“There is a generation that curseth their father, and doth not bless their mother.”
Four times in Proverbs 30, you will see the phrase, “There is a generation…” This phrase is not a commendation of a generation to come, but it is an indictment of a generation. One thing you will notice about this generation is that it is a second or third generation. In other words, this generation that God is condemning is a generation that was trained right, had most everything given to them, but instead of taking what they had and moving forward, they were complacent with their apathy and tried to destroy the past generations. Let me explain these generations to you.
The first generation mentioned is a generation that is critical of their upbringing. The verse above talks about cursing their “father, and doth not bless their mother.” It is a sad day when second-generation believers are critical of how their parents reared them and protected them from sin. This generation thinks their parents were too hard on them. This generation thinks their parents robbed them from enjoying life because they were SO involved in the ministry. To pacify their desire for worldliness, this generation criticizes how strict their parents were to them.
The second generation mentioned is a generation that tries to correct the past. Verse 12 says, “There is a generation that are pure in their own eyes, and yet is not washed from their filthiness.” This generation is so lazy that they would rather condemn the previous generation’s works instead of learning from them. This generation thinks the past generation of church builders and leaders were too harsh on sin and compromise, and they want to blame them for “running people off” instead of blaming the rebel’s heart for leaving the right ways of living. The problem with being critical of the past is that it is a backward mindset instead of a faith-forward focus, which always leads to compromise.

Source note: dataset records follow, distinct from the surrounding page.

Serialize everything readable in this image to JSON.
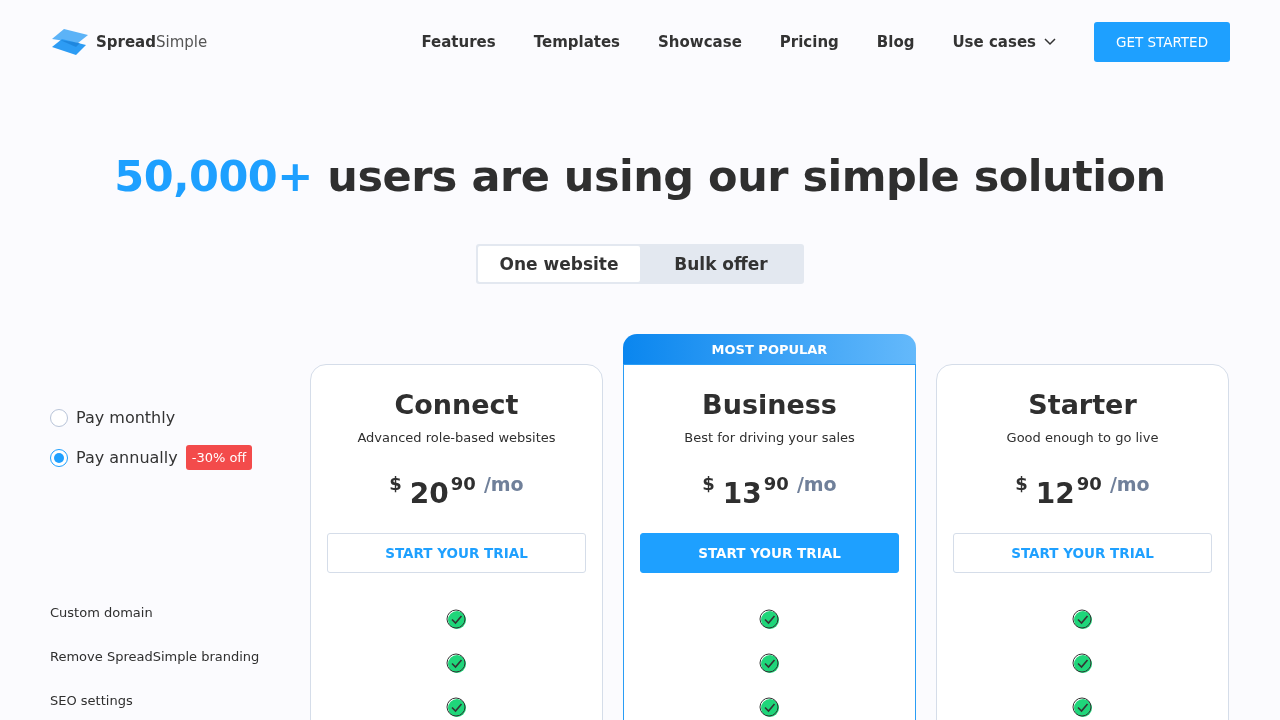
{
  "header": {
    "logo": {
      "bold": "Spread",
      "light": "Simple"
    },
    "nav": [
      {
        "label": "Features",
        "dropdown": false
      },
      {
        "label": "Templates",
        "dropdown": false
      },
      {
        "label": "Showcase",
        "dropdown": false
      },
      {
        "label": "Pricing",
        "dropdown": false
      },
      {
        "label": "Blog",
        "dropdown": false
      },
      {
        "label": "Use cases",
        "dropdown": true
      }
    ],
    "cta": "GET STARTED"
  },
  "headline": {
    "highlight": "50,000+",
    "rest": "users are using our simple solution"
  },
  "tabs": [
    {
      "label": "One website",
      "selected": true
    },
    {
      "label": "Bulk offer",
      "selected": false
    }
  ],
  "billing": [
    {
      "label": "Pay monthly",
      "selected": false
    },
    {
      "label": "Pay annually",
      "selected": true,
      "badge": "-30% off"
    }
  ],
  "features": [
    "Custom domain",
    "Remove SpreadSimple branding",
    "SEO settings"
  ],
  "plans": [
    {
      "name": "Connect",
      "subtitle": "Advanced role-based websites",
      "currency": "$",
      "price": "20",
      "cents": "90",
      "period": "/mo",
      "button": "START YOUR TRIAL",
      "featured": false,
      "included": [
        true,
        true,
        true
      ]
    },
    {
      "name": "Business",
      "subtitle": "Best for driving your sales",
      "currency": "$",
      "price": "13",
      "cents": "90",
      "period": "/mo",
      "button": "START YOUR TRIAL",
      "featured": true,
      "badge": "MOST POPULAR",
      "included": [
        true,
        true,
        true
      ]
    },
    {
      "name": "Starter",
      "subtitle": "Good enough to go live",
      "currency": "$",
      "price": "12",
      "cents": "90",
      "period": "/mo",
      "button": "START YOUR TRIAL",
      "featured": false,
      "included": [
        true,
        true,
        true
      ]
    }
  ]
}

The third generation mentioned thinks they are better than everyone else. Verse 13 says, “There is a generation, O how lofty are their eyes! and their eyelids are lifted up.” This second-generation thinks they are so much better than others, and the reason they think this is because they have not fought any battles. Until you fight the battles that the past generation fought, you would be wise to be quiet and continue doing what the past generation taught you to do. It is easy to think you are better than the past generation when you have no battle scars from the battles that you have fought. You will realize the value of the past generations’ principles when you are fighting the same battles that they fought.
The fourth generation mentioned would rather destroy than to restore. Verse 14 says, “There is a generation, whose teeth are as swords, and their jaw teeth as knives, to devour the poor from off the earth, and the needy from among men.” Because this generation is so self-absorbed, they don’t see the need for restoring people because they think that nobody is as good as them.
My friend, you will notice that all of these problems go back to this second generation not being right with their parents. You will find when you get right with your parents that you won’t have problems with how the past generations trained you. Instead of trying to correct and critique the past generation, get right with your parents, and you will find the value of their lessons, especially when battles come.